Genelde evlerde artık pek yapılmayan, mönülerde kolay bulunmayan, yöresel Akdeniz mutfağı ağırlıklı hazırladıkları yemekleri müşterilere ve misafirlerine sunuyorlar.Taş fırında ekmeklerini, yemeklerini ise tandır ve ocaklarda odun ateşiyle yapıyorlar. Yemek hazırlama işlemi aynı zamanda bir atölye çalışması olduğundan, istenirse konuklarıyla yemek hazırlama çalışmalarını beraber yapıyorlar.

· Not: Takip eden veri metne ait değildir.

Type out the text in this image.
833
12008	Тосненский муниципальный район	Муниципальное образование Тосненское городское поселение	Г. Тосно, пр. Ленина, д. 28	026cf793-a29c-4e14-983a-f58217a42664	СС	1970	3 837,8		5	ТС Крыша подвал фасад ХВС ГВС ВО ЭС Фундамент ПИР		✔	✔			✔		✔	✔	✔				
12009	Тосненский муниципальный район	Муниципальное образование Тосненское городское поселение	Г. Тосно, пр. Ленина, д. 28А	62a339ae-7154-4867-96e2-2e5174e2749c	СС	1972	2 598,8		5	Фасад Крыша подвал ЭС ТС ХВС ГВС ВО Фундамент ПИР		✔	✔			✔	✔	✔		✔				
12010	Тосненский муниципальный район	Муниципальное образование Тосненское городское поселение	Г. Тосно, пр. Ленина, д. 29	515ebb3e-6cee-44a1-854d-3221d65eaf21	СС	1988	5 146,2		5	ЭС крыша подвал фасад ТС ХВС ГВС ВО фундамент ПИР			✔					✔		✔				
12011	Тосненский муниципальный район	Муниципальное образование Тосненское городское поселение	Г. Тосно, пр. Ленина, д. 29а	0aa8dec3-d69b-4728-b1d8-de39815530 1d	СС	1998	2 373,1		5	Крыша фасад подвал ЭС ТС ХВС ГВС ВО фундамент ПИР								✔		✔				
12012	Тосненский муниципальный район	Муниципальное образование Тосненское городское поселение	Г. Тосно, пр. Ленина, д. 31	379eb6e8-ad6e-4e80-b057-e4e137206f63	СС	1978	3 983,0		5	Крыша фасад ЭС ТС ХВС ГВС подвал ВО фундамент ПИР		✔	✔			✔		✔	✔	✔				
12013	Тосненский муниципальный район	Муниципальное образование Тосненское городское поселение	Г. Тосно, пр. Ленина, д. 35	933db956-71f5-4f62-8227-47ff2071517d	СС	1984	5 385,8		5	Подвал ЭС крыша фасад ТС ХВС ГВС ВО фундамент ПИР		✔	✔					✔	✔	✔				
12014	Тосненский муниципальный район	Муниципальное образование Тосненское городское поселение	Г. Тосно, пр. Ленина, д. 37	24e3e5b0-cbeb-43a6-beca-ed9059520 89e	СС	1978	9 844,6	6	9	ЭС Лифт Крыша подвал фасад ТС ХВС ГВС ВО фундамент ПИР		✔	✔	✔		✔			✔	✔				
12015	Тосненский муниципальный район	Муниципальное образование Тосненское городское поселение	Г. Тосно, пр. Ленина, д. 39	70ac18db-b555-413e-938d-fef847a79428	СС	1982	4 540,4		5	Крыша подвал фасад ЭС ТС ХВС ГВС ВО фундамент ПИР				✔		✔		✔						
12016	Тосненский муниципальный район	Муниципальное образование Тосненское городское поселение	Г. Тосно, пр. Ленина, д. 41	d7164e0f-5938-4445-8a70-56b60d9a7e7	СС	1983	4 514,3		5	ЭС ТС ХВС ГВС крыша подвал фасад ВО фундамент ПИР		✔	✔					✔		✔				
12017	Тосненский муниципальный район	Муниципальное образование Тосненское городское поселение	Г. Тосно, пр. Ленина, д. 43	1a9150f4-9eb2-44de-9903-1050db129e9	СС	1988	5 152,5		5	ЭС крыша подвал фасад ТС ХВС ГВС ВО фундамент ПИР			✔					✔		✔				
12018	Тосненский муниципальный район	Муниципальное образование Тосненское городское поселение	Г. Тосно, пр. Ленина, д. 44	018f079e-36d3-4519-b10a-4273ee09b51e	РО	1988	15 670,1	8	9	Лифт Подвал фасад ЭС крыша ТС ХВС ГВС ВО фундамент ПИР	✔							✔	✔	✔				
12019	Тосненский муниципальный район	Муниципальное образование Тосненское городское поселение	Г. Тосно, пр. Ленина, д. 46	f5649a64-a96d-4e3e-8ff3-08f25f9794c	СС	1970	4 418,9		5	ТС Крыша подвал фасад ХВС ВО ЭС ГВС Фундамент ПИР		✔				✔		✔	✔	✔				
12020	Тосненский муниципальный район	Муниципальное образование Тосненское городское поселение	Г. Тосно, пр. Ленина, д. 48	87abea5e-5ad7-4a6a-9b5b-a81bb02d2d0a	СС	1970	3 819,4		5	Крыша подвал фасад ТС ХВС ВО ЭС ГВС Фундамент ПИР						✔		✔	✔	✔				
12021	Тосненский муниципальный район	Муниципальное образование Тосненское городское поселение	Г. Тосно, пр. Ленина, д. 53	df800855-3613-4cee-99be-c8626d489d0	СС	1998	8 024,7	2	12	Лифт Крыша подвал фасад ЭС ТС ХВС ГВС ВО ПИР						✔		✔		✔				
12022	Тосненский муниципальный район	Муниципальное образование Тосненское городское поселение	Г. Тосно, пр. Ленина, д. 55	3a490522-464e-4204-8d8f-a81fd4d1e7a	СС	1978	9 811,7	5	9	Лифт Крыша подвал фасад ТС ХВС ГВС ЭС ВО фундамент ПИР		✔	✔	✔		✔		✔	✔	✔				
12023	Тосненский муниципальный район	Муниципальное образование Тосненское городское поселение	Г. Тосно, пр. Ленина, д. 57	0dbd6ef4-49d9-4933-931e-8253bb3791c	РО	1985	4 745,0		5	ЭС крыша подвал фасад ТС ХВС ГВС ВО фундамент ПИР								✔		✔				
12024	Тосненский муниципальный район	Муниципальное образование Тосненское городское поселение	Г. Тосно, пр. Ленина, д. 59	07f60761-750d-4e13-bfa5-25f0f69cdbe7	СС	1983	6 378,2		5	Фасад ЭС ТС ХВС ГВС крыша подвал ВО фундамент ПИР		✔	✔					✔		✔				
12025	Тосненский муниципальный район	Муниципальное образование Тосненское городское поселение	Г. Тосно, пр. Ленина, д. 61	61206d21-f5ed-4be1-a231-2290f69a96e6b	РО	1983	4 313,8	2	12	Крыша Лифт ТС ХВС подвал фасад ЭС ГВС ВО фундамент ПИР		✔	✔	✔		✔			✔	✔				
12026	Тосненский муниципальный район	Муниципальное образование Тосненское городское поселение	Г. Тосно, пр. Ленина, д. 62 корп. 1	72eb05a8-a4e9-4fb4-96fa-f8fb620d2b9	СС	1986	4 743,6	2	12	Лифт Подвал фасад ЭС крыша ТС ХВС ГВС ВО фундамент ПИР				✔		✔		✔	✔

Tatuta (Tarım Turizm Takası; organik tarımın hayata uygulanışıyla ilgili turizm şekli) Projesinin bir parçası olan 42 dönüm arazi üstünde kurulan bu çiftlikte geleneksel taş evler ve yörenin bin yıllık yapı geleneği olan kerpiç evler de konaklayabilir, tatil yapabilirsiniz..Kışın da konaklama yapabildiğiniz bu doğal ortamda gözünüz gibi gönlünüzü de ısıtabilirsiniz.Ahşap bungalovları gezerken dikkatimizi çeken bir başka özellik ise çiftliğin içinde yetişen ağaçlardan bu bungalovlara isimler verilmesiydi. Doğal hayatla uyuşmayan bir şey göremediğimiz bu özel gezide yerin altına yapılmış tandır içinde gelenekselden farklı olarak yapılan bir raf sistemiyle yemekler pişiriliyor.Tandırda ısıtılan sıcak su bakır boruyla tüm çiftlikte kullanılabilecek bir kazana gidiyor. Yüzme havuzu olarak kullanılan havuzun işleyişi ise doğal suların kanal yardımıyla belli bir yükseklikten havuza akıtılmasıyla sağlanıyor.Havuzların temizliğinde hiçbir kimyasal kullanılmıyor tabi ki.Güneş altında yosunlaşma olabildiği için su sık sık değiştiriliyor ve çevrenin sulanmasında kullanılıyor.Elektrik için su kanallarından karşıki mahalleye giden bir su borusuna türbin koyup enerjiyi de oradan elde ediyorlar.Burada söylememiz lazım ki atık suları da iki ayrı gruba ayırarak tuvaletten gelenleri bir yerde depolayıp belli oranda kireç karıştırıp Ph’ ını 13 dereceye çıkararak patojen bakteriyi öldürüp, bir süre bekletip ,ağaç gübresi olarak kullanıyorlar.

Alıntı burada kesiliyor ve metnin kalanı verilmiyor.